The company in-itially put $100 in the flexible spending accounts of employees who completed a health risk assessment (HRA).

But in the first year, the program saw only a 40% participation rate. Some employees questioned the benefit because they had no interest in opening a flexible spending account.

Another issue was that there was no health coaching component of the program in the first year. This means employees with health risks did not have an outlet to discuss the problem with a program health coach.

Cisco added health coaches in the second year, as well as changing the way it rewarded employees who completed an HRA.

Instead of flexible spending accounts, Cisco added $100 to employees’ paychecks. The company also offers $100 for employees who utilize programs such as telephonic health coaching, online programs, and wellness offerings.

Employees can receive a maximum of $300 annually by participating in Cisco’s incentive health and wellness programs. The goal is to get employees to participate and understand the incentive structure, Hymel says.

Now in its third year, Cisco’s incentive program has about a 55% participation level, and with greater emphasis during open enrollment, the company hopes to reach 65%.

Although more than half of Cisco’s 63,000 employees take part in the program, Hymel says there are still workers who refuse to complete an HRA because they don’t want their employer to have health information.
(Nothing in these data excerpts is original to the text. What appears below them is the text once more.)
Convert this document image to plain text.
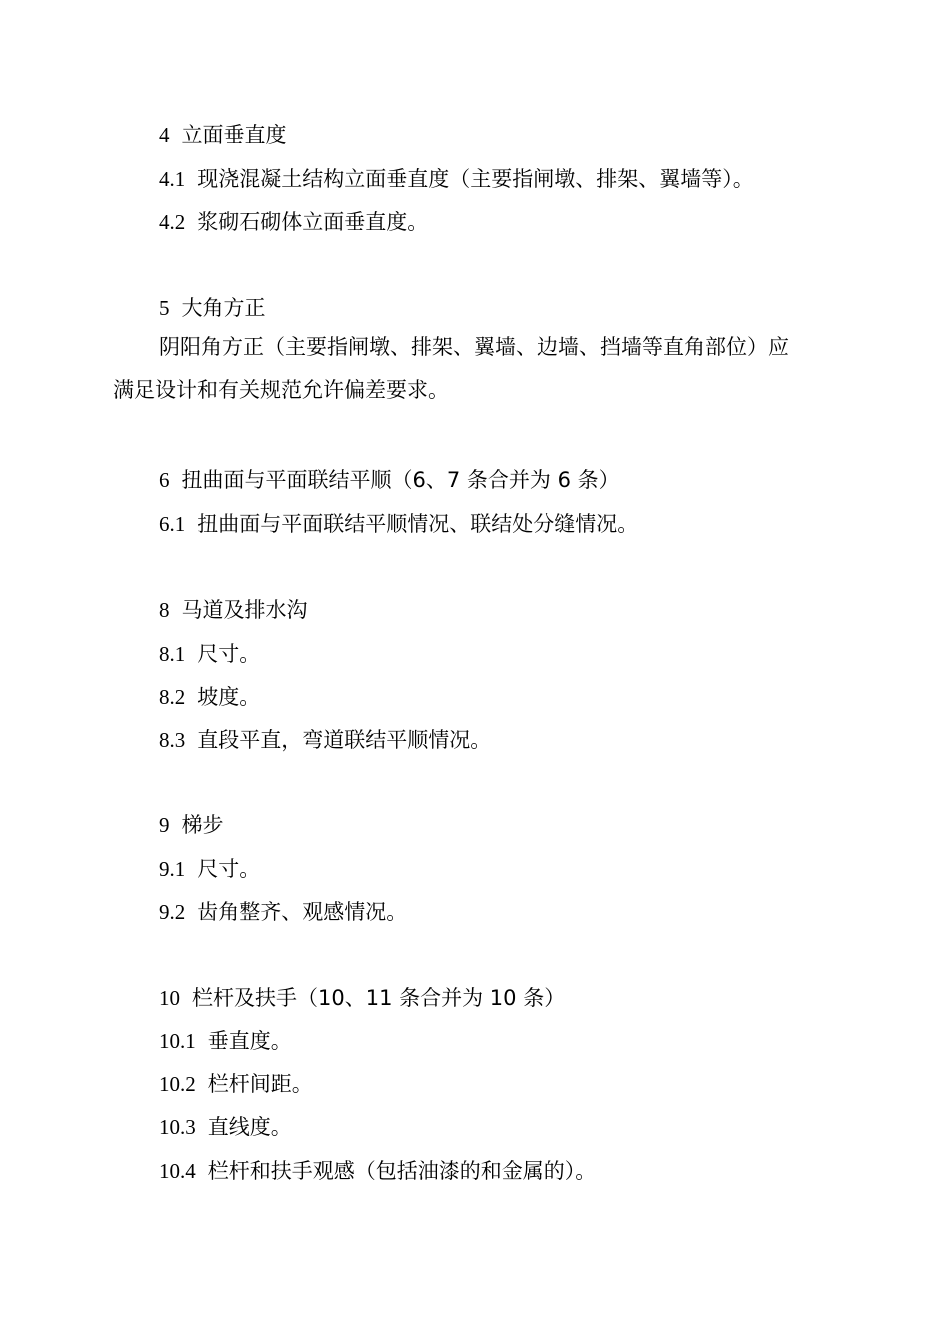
4 立面垂直度
4.1 现浇混凝土结构立面垂直度（主要指闸墩、排架、翼墙等）。
4.2 浆砌石砌体立面垂直度。
5 大角方正
阴阳角方正（主要指闸墩、排架、翼墙、边墙、挡墙等直角部位）应
满足设计和有关规范允许偏差要求。
6 扭曲面与平面联结平顺（6、7 条合并为 6 条）
6.1 扭曲面与平面联结平顺情况、联结处分缝情况。
8 马道及排水沟
8.1 尺寸。
8.2 坡度。
8.3 直段平直，弯道联结平顺情况。
9 梯步
9.1 尺寸。
9.2 齿角整齐、观感情况。
10 栏杆及扶手（10、11 条合并为 10 条）
10.1 垂直度。
10.2 栏杆间距。
10.3 直线度。
10.4 栏杆和扶手观感（包括油漆的和金属的）。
This finding is consistent with studies.

In her report Incentives Entice Employees Toward Wellness, Liz Boehm, principal analyst at Forrester Research, Inc., in Cambridge, MA, reported that nearly one-fifth of U.S. consumers did not support workplace wellness programs because they either objected to employer sponsorship or believed the programs were a violation of employee privacy.

Hymel says Cisco informs employees that the company doesn’t have access to the individual information and that it is given to a third-party vendor, but that doesn’t satisfy some of the employees concerned about privacy.

In addition to the incentives, Cisco is building a 44,000-square-foot fitness center at its San Jose campus. The facility will include four workout studios for Pilates, yoga, group exercise, and cycling and will complement the headquarters’ on-site health center, Hymel says.

Employees who want to use the fitness center will pay $20 per month.

Cisco is exploring whether to waive fees to the facility for those who participate in the incentive programs rather than paying them $300.

“That may translate into a better incentive, even though financially it’s a wash,” says Hymel. “I think we’re still trying to figure out what motivates our population.”

Hymel says Cisco is still in the participation phase of its wellness programs and has not thought about disincentives.

“I think we’re more about trying to motivate people to do the right thing rather than cause those disincentives to cloud what we’re trying to do. We’re not really talking about a disincentive strategy,” she says.

Thomas Parry, PhD, president of Integrated Benefits Institute, based in San Francisco, says if incentives don’t work, employers will try other options because businesses understand that healthcare costs affect the bottom line.

“Employers are not just throwing things out there as the latest fad. They are looking very carefully at what they do, how they do it, and what’s going to work because they have no choice anymore,” says Parry.